Los piratas, que se habían detenido algunos minutos ante el cadáver de su compañero, volvieron a la carga furiosamente, pero momentos después retrocedieron rápidamente.

A lo lejos, hacia el río, se habían oído gritos, que se hacían cada vez más fuertes. ¿Qué ocurría al otro lado de la selva? Algo muy grave, sin duda, pues los sitiados vieron a sus enemigos volverse en tropel al bosque y huir como gamos hacia el Este.

—¡Se van!—exclamó Cornelio, admirado.

—Déjalos ir—gritó el Capitán—. Y bajemos, que la choza se va a desplomar sobre nosotros.

Llegaron a tierra y se alejaron a toda carrera en dirección opuesta a los piratas. Sólo se detuvieron cuando llegaron al lindero del bosque.

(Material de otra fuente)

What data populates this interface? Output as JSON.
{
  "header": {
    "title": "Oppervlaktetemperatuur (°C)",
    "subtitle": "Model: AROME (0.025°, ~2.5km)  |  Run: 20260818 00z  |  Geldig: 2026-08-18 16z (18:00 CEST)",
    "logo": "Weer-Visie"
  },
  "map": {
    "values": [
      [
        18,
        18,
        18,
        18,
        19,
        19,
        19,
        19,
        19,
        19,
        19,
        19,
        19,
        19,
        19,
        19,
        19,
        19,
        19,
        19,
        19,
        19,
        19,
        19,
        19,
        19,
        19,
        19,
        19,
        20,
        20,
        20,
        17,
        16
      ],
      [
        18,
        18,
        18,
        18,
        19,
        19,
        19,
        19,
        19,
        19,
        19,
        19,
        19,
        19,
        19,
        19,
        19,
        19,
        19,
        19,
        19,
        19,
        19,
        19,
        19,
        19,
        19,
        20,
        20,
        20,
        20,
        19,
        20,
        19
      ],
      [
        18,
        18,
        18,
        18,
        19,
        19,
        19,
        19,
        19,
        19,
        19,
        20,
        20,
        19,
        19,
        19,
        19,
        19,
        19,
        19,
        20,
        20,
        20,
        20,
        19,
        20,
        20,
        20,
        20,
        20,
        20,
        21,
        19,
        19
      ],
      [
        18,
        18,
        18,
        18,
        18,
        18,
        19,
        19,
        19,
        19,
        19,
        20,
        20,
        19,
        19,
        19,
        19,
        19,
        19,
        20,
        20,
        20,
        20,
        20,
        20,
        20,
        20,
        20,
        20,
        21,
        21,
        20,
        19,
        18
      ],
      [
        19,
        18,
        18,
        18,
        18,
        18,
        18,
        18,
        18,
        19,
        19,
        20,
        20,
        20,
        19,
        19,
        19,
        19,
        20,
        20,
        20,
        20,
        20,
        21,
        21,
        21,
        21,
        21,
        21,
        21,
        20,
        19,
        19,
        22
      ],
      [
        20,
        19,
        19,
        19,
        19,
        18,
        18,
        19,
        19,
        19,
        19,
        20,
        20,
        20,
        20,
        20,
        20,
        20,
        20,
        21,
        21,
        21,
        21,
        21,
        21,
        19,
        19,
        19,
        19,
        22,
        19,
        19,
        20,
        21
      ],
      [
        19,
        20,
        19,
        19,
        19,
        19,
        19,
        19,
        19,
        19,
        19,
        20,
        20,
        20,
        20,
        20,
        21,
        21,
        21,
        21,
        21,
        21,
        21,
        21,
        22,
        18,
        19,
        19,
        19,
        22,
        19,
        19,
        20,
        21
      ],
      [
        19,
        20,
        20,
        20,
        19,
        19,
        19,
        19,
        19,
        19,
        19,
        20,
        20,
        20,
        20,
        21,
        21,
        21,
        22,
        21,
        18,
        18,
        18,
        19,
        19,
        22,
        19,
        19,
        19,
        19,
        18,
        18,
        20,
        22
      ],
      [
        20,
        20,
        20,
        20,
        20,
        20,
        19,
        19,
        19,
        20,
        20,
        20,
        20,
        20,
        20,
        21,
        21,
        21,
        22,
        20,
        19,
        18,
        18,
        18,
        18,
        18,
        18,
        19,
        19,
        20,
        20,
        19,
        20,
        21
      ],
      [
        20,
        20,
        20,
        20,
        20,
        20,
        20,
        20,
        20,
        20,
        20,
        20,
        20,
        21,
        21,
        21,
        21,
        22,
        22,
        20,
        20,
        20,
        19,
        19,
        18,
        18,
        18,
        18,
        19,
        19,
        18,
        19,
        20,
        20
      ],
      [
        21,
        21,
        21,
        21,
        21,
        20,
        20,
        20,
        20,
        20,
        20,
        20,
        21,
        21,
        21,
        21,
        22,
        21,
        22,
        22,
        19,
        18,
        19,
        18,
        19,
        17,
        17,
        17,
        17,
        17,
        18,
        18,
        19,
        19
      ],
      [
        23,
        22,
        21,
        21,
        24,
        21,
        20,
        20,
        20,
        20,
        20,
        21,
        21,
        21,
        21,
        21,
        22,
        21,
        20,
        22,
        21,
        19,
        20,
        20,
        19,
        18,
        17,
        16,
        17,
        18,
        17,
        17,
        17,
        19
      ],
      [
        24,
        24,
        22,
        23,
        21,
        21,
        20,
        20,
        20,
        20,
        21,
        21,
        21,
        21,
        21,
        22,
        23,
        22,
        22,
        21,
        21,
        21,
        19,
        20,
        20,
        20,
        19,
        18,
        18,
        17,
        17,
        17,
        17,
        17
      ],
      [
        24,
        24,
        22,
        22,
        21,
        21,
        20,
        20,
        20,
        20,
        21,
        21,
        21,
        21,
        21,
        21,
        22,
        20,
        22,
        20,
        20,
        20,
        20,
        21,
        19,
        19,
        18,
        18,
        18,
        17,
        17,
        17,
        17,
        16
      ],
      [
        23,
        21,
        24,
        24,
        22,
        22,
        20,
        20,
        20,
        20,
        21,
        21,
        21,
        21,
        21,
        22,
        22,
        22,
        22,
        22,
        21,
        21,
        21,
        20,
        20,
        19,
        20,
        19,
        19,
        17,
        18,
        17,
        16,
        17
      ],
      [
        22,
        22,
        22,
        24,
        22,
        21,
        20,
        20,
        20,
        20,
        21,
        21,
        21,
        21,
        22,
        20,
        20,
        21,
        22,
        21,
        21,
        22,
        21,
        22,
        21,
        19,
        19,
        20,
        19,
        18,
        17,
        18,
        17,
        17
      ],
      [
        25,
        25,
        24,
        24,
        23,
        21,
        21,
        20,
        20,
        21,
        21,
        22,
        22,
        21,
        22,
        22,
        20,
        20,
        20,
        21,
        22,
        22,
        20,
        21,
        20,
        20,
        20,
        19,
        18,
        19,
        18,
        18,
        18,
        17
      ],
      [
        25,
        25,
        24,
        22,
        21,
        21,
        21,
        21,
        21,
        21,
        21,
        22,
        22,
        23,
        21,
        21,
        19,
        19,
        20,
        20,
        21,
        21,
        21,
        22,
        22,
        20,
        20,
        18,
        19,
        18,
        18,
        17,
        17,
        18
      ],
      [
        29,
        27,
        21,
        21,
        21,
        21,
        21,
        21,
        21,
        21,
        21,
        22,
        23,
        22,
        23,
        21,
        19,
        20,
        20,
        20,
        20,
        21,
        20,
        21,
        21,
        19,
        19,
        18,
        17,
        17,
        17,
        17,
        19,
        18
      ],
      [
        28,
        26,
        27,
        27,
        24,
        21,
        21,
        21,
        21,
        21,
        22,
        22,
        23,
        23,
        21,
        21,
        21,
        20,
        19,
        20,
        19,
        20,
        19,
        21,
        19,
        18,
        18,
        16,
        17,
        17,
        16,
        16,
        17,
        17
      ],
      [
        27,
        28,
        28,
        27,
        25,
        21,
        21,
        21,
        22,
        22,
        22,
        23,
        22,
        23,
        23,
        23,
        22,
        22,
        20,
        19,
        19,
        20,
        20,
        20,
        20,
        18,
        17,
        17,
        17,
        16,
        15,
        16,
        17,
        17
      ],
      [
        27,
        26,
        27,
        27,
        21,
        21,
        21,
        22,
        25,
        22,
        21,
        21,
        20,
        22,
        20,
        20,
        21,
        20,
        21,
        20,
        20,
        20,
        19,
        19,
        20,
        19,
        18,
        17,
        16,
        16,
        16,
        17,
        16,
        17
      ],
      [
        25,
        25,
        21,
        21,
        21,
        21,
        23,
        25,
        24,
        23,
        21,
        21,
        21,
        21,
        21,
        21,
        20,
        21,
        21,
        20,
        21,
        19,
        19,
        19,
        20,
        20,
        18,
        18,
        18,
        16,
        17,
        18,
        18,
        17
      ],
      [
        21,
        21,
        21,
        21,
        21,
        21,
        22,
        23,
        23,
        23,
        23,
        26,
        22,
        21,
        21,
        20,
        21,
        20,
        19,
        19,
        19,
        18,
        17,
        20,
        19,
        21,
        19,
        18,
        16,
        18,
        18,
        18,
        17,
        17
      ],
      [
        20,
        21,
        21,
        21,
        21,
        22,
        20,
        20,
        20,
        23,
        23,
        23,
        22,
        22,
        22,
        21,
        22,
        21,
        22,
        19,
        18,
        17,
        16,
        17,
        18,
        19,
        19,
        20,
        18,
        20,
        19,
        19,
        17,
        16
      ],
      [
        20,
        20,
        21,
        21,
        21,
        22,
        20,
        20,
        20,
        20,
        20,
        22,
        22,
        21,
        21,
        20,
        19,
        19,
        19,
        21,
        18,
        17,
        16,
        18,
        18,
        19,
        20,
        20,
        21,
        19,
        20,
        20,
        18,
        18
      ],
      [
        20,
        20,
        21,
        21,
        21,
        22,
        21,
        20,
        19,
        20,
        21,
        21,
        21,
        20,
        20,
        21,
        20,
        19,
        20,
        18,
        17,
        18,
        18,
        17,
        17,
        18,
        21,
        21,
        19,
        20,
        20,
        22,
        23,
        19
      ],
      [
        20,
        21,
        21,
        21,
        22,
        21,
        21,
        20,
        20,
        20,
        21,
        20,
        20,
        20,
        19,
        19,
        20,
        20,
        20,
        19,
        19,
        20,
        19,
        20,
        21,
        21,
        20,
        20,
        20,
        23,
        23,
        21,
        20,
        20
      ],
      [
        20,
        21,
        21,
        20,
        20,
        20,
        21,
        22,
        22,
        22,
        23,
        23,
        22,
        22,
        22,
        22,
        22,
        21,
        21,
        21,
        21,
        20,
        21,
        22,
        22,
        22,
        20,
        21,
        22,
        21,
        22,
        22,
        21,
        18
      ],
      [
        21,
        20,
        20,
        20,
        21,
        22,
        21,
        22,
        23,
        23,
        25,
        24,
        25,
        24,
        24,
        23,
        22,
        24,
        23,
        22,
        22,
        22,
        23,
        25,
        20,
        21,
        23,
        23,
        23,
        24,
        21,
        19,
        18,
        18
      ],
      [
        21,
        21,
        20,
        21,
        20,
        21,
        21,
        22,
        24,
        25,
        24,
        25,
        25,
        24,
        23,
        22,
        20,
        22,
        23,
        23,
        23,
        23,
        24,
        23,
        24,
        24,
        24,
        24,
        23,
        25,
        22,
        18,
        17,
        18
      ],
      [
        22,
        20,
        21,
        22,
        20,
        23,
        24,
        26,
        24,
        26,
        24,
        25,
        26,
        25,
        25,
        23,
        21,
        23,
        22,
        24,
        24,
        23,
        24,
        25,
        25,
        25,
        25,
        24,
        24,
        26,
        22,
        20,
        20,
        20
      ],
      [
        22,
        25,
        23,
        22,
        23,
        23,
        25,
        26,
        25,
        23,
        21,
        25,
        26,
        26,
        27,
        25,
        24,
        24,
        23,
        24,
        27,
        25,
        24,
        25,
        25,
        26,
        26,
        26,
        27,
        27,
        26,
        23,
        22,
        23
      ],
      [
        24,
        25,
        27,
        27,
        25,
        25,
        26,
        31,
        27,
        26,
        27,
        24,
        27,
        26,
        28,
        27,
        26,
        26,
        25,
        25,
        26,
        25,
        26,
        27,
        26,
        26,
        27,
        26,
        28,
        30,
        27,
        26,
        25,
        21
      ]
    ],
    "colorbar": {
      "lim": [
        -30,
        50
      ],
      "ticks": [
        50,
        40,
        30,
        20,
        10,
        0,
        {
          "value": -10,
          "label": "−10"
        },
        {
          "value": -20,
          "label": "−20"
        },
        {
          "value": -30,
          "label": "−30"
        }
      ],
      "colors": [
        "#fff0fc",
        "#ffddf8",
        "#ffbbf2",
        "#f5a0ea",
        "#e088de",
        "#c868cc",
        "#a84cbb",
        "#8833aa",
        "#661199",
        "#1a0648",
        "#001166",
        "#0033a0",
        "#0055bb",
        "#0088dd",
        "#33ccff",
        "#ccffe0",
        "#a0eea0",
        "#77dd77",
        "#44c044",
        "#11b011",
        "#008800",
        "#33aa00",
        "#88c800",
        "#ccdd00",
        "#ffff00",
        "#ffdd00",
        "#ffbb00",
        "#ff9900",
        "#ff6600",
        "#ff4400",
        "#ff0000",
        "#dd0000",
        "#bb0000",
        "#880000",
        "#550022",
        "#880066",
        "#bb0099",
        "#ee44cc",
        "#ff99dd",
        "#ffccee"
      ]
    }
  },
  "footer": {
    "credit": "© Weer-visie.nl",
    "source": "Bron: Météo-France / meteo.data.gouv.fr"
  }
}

La casa aérea seguía ardiendo y amenazaba desplomarse de un instante a otro. Las llamas subían, bajaban y se enroscaban como serpientes, lanzando al aire nubes de humo y constelaciones de chispas.

El techo se había hundido; las dos plataformas, ya casi destruídas, caían a pedazos, y los bambúes, consumidos en su extremidad superior y en su punto de apoyo, se venían al suelo con gran estrépito.